Le titre même qu’elle accorde à cet ensemble d’images – « « Serai-je vivant demain, plutôt qu’aujourd’hui ? » – traduit en partie cette dualité ; de même qu’il met l’accent sur un péril possible affectant l’avenir, tandis que le présent vacille en l’absence d’un passé clairement identifiable.
Pour ainsi dire, on ne saurait entrer dans le monde particulier que met ainsi au jour Soraya Hocine, sans y voir à l’aveugle.
Cette instabilité au monde – instabilité de vision, comme de situation, entre ombre et lumière, dont rendent subtilement compte les tirages en bichromie de l’atelier Fresson, le titre, dans sa forme interrogative, en porte aussi la marque. Marque d’un temps en suspens dans lequel s’est inscrit le processus de travail. Marque aussi d’un espace en suspens – Soraya Hocine s’étant volontairement immergée, pour y faire corps, dans un des bâtiments historiques du site lozérien, ce lieu dit « le Peigne », appelé à la démolition, aujourd’hui détruit, où ont vécu, pendant la dernière guerre, des artistes comme Paul Eluard et Tristan Tzara, mais aussi des résistants, côtoyant les patients.
Instabilité donc, mais aussi fragilité. Fragilité du voir, tant les images, prenant allure fantomatique, exhument du passé une vision incandescente, comme prête à s’éteindre, entre flashs de mémoire et éclairs de folie.

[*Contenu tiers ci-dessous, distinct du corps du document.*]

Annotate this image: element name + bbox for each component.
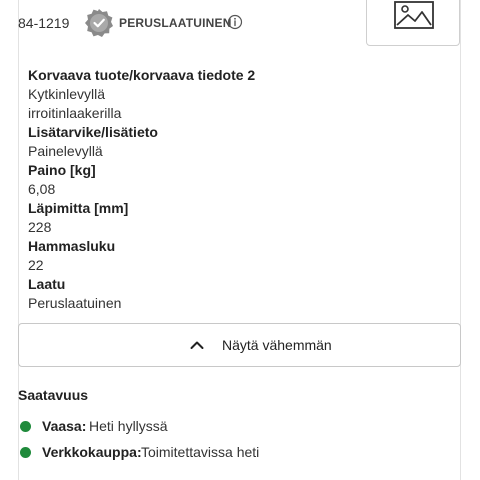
stock-status-dot — [20, 421, 31, 432]
spec-group: Hammasluku 22 — [28, 237, 448, 275]
chevron-up-icon — [189, 337, 205, 358]
quality-label: PERUSLAATUINEN — [119, 16, 232, 30]
spec-value: 6,08 — [28, 181, 56, 197]
quality-seal-icon — [84, 8, 114, 38]
show-less-label: Näytä vähemmän — [222, 337, 332, 353]
image-placeholder-icon — [394, 1, 434, 29]
availability-status: Heti hyllyssä — [89, 418, 168, 434]
card-right-border — [460, 0, 461, 480]
spec-label: Läpimitta [mm] — [28, 200, 129, 216]
product-image-thumbnail[interactable] — [366, 0, 460, 46]
spec-group: Korvaava tuote/korvaava tiedote 2 Kytkin… — [28, 66, 448, 123]
card-left-border — [18, 0, 19, 480]
spec-label: Paino [kg] — [28, 162, 96, 178]
product-specs: Korvaava tuote/korvaava tiedote 2 Kytkin… — [28, 66, 448, 313]
info-icon[interactable] — [227, 14, 243, 30]
spec-value: 228 — [28, 219, 52, 235]
stock-status-dot — [20, 447, 31, 458]
availability-heading: Saatavuus — [18, 387, 89, 403]
spec-group: Lisätarvike/lisätieto Painelevyllä — [28, 123, 448, 161]
spec-group: Paino [kg] 6,08 — [28, 161, 448, 199]
spec-value: irroitinlaakerilla — [28, 105, 122, 121]
spec-value: Kytkinlevyllä — [28, 86, 106, 102]
spec-value: Peruslaatuinen — [28, 295, 122, 311]
spec-label: Hammasluku — [28, 238, 116, 254]
spec-value: Painelevyllä — [28, 143, 103, 159]
availability-location: Vaasa: — [42, 418, 87, 434]
spec-group: Laatu Peruslaatuinen — [28, 275, 448, 313]
spec-value: 22 — [28, 257, 44, 273]
spec-label: Korvaava tuote/korvaava tiedote 2 — [28, 67, 256, 83]
availability-location: Verkkokauppa: — [42, 444, 142, 460]
spec-group: Läpimitta [mm] 228 — [28, 199, 448, 237]
availability-status: Toimitettavissa heti — [141, 444, 260, 460]
product-sku: 84-1219 — [18, 15, 70, 31]
spec-label: Laatu — [28, 276, 66, 292]
show-less-button[interactable]: Näytä vähemmän — [18, 323, 461, 367]
spec-label: Lisätarvike/lisätieto — [28, 124, 158, 140]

Corps de bâtiment, salles solitaires, entresols, éléments de paysage entrevus conversant avec des êtres reclus, ou en plein envol d’eux mêmes, auxquels l’artiste, avec d’autres, a prêté sa silhouette pour une performance sans visage, universelle, troublante, émouvante, en apesanteur. Juste une trace sur la pellicule, elle-même accidentée, parfois même à demi-brûlée Au-delà de la neutralité voulue dont témoigne l’interrogation, « Serai-je vivant demain, plutôt qu’aujourd’hui » est une parole de rescapé(e). La polysémie des sensations qu’une telle situation suppose – rescapé(e) d’un passé dont chacun dira la genèse qui lui appartient en propre, fût-elle à peine imaginable – s’origine, pour Soraya Hocine, dans des ruptures fondatrices : incendie de son atelier parisien, dont quelques pellicules réchappent et qu’elle décide de réutiliser ; déplacement en Lozère, où elle partage aujourd’hui son temps avec la capitale ; acceptation d’ « exorciser ses démons » dans ce lieu difficile, mais propice à l’imaginaire, qu’est « le Peigne », où elle trouve des cahiers de patients, guidant son cheminement pour donner forme au passé. Le sien, celui d’autrui. Sublime «double bind « qui cheville le voir à des savoirs intimes.